Der Hof ist bereits im Salbuch um 1617 erwähnt.[1]

Geschichte

 
Hauptstr. 91 in Heiden, Foto L.Kaup 2026

Der Hof Akemeier, die Hausstätte Hauptstraße 91 / (bis 1970) Hauptstraße 35 / Heiden Nr. 4 gehört zu den ersten Siedlerstellen in Heiden, den vier Urhöfen, mit denen vor mehr als 1000 Jahren eine dauerhafte Siedlungsentwicklung in Heiden begann. Die ersten vier Ansiedlungen fanden statt auf den Höfen Avenhaus, Sültemeier, Akemeier und dem Meier zu Heiden. Akemeier siedelte am östlichen Rand der Gemarkung auf dem Südriedel. Diese erste Gründungsphase zur Siedlungsentwicklung war zur Zeit der Gründung der Kirche in Heiden (zwischen 950 und 1025) bereits abgeschlossen. [2]

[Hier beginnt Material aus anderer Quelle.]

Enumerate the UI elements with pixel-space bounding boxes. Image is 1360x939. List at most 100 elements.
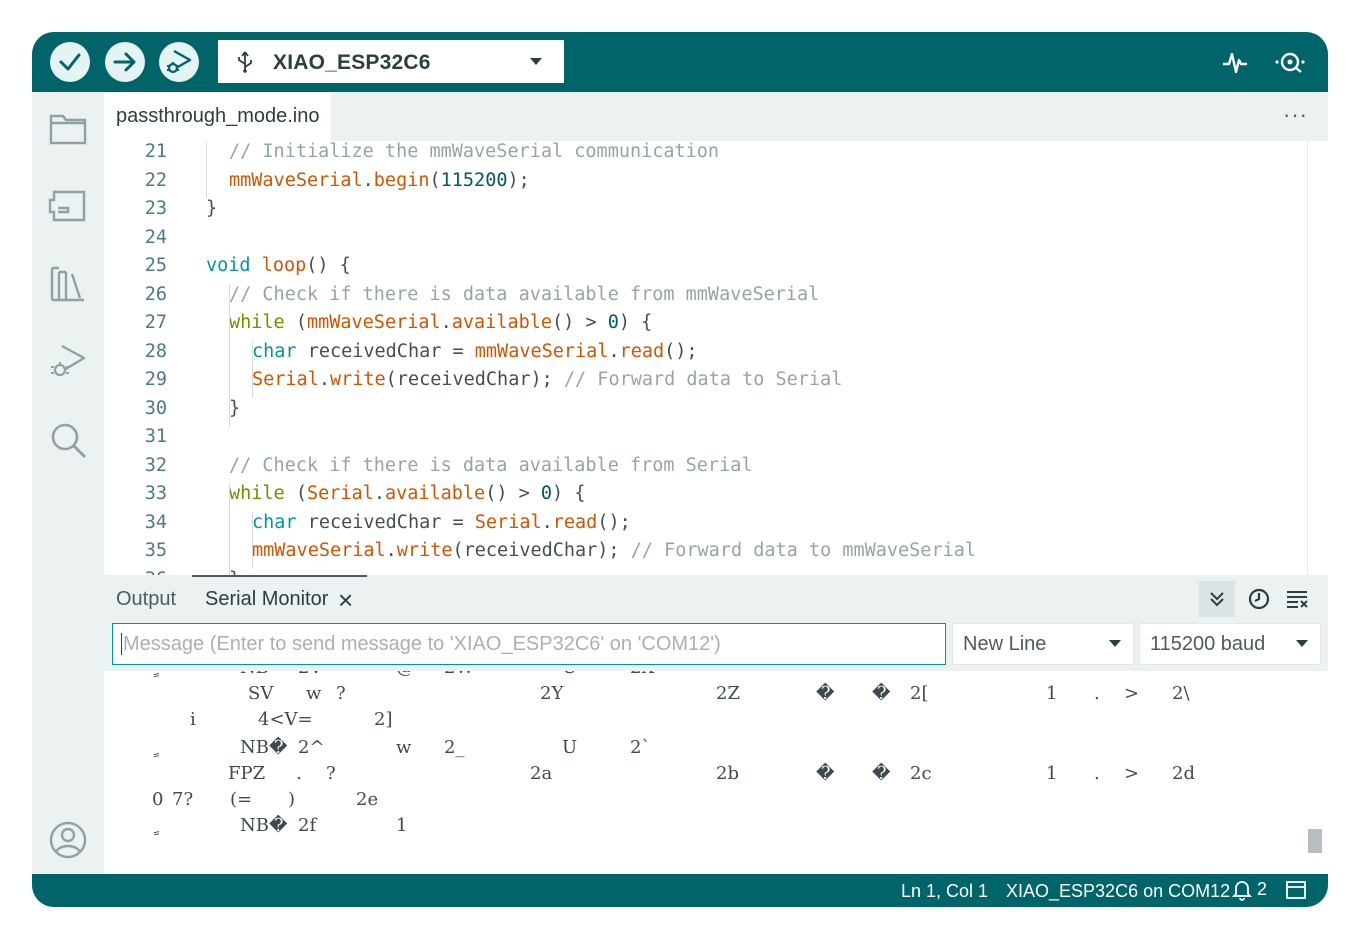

Im Jahre 1330 befindet sich der Akhof im Besitz des Stiftes zum Berge in Herford, in dessen Güterverzeichnis von 1151 die erste schriftliche Erwähnung des Ortsnamens „Hethis“ zu finden ist. Der Ortsname „Hethem“ wird dort 1330 genannt. [3]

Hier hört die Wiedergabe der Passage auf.